Sorry, vegetarians: Animal-fat banknotes are here to stay—at least for now

The Bank of England recently announced it will continue using trace amounts of animal fat in the production of its polymer banknotes, claiming it would cost about £80 million to revert back to paper money.

On Nov. 28, in a tweet to British vegan Steffi Rox, the U.K.’s central bank confirmed “there is a trace of tallow in the polymer pellets used in the base substrate of the polymer £5 notes.” And it’s true: the notes contain trace amounts of tallow, which is a hard, fatty substance made from animal fat.

This polymer, which is found in virtually all of the plastic currency around the world, is produced by an Australian company, Innovia Security. Its substrate is used for the polymer currency of 24 countries, including Canada.

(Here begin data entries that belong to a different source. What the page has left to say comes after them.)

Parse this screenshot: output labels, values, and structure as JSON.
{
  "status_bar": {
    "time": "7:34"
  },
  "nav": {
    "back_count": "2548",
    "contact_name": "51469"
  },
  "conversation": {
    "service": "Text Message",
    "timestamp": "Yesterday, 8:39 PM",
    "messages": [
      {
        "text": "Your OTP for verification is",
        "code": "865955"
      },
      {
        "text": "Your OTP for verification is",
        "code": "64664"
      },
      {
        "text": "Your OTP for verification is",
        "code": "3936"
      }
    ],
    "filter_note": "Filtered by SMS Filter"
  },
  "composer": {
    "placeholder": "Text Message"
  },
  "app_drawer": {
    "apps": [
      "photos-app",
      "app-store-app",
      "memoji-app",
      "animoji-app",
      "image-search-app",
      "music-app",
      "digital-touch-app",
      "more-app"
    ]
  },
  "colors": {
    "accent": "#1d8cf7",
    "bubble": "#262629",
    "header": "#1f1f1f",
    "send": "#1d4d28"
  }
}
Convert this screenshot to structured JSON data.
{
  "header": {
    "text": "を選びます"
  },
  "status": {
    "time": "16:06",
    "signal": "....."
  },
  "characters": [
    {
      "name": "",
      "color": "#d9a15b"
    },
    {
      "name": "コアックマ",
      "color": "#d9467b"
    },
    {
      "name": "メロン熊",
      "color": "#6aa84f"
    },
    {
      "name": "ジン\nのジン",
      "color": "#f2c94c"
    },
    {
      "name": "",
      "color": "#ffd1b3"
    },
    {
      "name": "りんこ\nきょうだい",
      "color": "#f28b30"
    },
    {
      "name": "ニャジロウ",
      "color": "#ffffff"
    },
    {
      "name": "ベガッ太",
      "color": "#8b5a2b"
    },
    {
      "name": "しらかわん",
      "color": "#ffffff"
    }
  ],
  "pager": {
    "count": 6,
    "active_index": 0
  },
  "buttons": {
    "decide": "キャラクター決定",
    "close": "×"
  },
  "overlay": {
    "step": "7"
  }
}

A representative of the Bank of Canada has since confirmed all of Canada’s polymer bills contained “literally minute” amounts of tallow.


Since the discovery late last year, more than 130,000 people have signed an online petition calling on the Bank of England to stop using animal products in its banknotes.

On Feb. 15, the central bank said it would test alternatives such as palm and coconut oil. There are plans to delay signing contracts for its first plastic £20 note, which is slated to enter circulation in 2020, until the bank can determine whether a polymer banknote without animal fat is viable.

“Given the public interest in banknotes, and the complex issues involved, the Bank is seeking further opinions on the use of animal-derived products and plant-based alternatives before making any decisions on the polymer used in future production runs of £5 and £10 polymer notes and the new £20 polymer note,” reads a statement issued by the bank last month. “The new £20 polymer note is due to be issued by 2020 and production has not yet begun. It is necessary, however, to secure the supply of banknote materials several years before that issuance. The Bank has delayed the signing of the relevant contracts for supply of materials for the £20 polymer until we have decided the best way forward weighing all the considerations.”

A public consultation about the polymer substrate used for the Bank of England’s future banknotes will be launched on March 30.